読み方 : こうせいきょうそうそがいせい
公正競争阻害性
概要
公正競争阻害性とは、事業者の行為が、市場における自由かつ公正な競争を阻害する恐れがある状態を表す性質。独占禁止法において、事業者の行為が違法となるか判断する際の重要な基準として用いられる。

独占禁止法は、市場の自由な競争を確保することを目的としている。その中で不公正な取引方法は、競争の基盤を損ない長期的・間接的に競争を阻害する行為として規制されている。事業者の行為がこれに該当するかを検討する際に問題となるのが公正競争阻害性である。
公正な競争が阻害される状況は、主に次の三つの類型に整理される。一つ目は「自由な競争の侵害」で、取引先に競合他社と取引しないよう強制したり、不当廉売で競合他社を市場から排除するなど、自由な競争が成立しなくなる状況を生じさせる行為である。
二つ目は「競争手段の不公正」で、欺瞞的な取引、不当な利益供与による顧客獲得、抱き合わせ販売など、製品や事業と無関係な競争手段を用いて市場を歪める行為である。三つ目は「自由競争基盤の侵害」で、優越的な地位を濫用して立場の弱い取引先(下請事業者、販売店など)に対して不利な取引条件を強要するなど、事業者の自由意志に基づく取引を阻害する行為である。

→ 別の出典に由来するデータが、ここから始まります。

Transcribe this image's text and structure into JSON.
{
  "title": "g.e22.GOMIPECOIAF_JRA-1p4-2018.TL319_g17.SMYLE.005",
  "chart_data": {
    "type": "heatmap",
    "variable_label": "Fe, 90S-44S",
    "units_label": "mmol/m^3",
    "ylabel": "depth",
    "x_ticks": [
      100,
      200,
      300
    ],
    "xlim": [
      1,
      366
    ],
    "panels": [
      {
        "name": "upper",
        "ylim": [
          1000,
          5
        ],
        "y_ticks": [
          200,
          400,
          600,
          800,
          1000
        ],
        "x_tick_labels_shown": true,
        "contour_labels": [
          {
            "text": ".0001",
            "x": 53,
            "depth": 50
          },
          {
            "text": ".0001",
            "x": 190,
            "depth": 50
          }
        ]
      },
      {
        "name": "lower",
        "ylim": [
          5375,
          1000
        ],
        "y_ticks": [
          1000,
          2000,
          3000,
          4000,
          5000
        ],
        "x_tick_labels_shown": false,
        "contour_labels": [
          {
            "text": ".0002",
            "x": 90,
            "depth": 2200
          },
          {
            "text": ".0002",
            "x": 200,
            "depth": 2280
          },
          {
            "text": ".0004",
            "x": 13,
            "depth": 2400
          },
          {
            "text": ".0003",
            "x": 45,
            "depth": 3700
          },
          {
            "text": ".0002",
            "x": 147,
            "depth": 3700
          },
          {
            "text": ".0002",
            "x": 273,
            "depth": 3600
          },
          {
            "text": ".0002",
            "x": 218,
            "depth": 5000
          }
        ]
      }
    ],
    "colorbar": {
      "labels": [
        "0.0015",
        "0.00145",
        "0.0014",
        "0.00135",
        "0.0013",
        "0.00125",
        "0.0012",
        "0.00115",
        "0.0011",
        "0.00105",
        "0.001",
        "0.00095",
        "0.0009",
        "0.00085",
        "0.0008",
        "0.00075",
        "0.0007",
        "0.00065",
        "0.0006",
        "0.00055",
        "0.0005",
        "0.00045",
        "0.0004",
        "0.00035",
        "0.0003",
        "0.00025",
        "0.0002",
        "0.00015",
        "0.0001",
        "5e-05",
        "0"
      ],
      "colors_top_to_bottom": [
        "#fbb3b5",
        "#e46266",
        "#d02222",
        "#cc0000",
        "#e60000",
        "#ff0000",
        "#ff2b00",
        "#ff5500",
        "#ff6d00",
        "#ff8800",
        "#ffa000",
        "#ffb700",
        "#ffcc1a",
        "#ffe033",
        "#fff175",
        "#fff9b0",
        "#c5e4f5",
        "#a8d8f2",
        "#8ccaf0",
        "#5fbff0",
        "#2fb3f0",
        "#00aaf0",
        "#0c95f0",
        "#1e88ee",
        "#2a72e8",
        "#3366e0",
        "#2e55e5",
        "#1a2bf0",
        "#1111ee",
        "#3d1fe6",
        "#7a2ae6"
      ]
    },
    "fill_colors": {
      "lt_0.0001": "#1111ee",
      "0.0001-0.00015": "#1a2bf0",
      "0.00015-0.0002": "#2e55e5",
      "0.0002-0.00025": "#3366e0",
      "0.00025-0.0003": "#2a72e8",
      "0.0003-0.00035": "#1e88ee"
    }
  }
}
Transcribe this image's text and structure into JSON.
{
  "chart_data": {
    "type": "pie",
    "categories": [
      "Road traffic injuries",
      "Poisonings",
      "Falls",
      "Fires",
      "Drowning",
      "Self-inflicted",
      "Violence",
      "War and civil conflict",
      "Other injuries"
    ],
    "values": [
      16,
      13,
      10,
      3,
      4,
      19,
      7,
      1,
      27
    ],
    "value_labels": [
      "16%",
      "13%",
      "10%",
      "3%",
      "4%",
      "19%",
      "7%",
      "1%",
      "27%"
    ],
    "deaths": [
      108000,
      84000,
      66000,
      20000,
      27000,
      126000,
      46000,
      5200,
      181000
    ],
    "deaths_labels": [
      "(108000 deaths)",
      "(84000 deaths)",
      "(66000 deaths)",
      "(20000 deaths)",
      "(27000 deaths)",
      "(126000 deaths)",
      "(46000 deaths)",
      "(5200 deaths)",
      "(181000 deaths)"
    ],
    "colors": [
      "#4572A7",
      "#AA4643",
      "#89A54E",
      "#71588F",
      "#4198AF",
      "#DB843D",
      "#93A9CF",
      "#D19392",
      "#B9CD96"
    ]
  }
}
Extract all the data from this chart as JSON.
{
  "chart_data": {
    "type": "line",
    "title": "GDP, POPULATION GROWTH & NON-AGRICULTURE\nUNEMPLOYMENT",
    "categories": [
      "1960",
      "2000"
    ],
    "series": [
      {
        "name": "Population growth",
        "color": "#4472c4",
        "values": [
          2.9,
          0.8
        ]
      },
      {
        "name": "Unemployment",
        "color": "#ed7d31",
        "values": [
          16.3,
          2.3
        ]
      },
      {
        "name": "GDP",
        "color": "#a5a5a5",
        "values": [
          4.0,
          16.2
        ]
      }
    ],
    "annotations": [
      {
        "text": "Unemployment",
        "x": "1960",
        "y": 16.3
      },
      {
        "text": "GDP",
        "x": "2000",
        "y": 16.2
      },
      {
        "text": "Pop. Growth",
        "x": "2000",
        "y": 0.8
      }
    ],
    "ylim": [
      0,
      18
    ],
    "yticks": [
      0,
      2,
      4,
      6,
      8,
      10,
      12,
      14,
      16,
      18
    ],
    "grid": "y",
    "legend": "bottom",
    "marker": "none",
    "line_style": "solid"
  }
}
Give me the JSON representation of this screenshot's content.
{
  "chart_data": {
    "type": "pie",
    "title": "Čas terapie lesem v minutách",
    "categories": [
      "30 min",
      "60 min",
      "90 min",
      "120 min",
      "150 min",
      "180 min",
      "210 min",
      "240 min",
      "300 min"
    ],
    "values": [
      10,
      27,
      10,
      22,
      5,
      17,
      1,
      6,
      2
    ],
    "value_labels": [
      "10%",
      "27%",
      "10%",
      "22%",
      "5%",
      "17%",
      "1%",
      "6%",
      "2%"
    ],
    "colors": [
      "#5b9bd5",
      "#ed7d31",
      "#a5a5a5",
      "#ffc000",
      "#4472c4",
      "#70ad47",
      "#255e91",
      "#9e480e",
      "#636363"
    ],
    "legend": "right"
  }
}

公正競争阻害性の有無を判断する際には、市場構造、事業者の市場シェア、取引先への影響、競争事業者の排除の程度、参入障壁の形成状況など、多くの要素が総合的に考慮される。阻害性が認められ、独占禁止法に違反する行為が認定された場合には、公正取引委員会によって当該事業者に排除措置命令が発令される。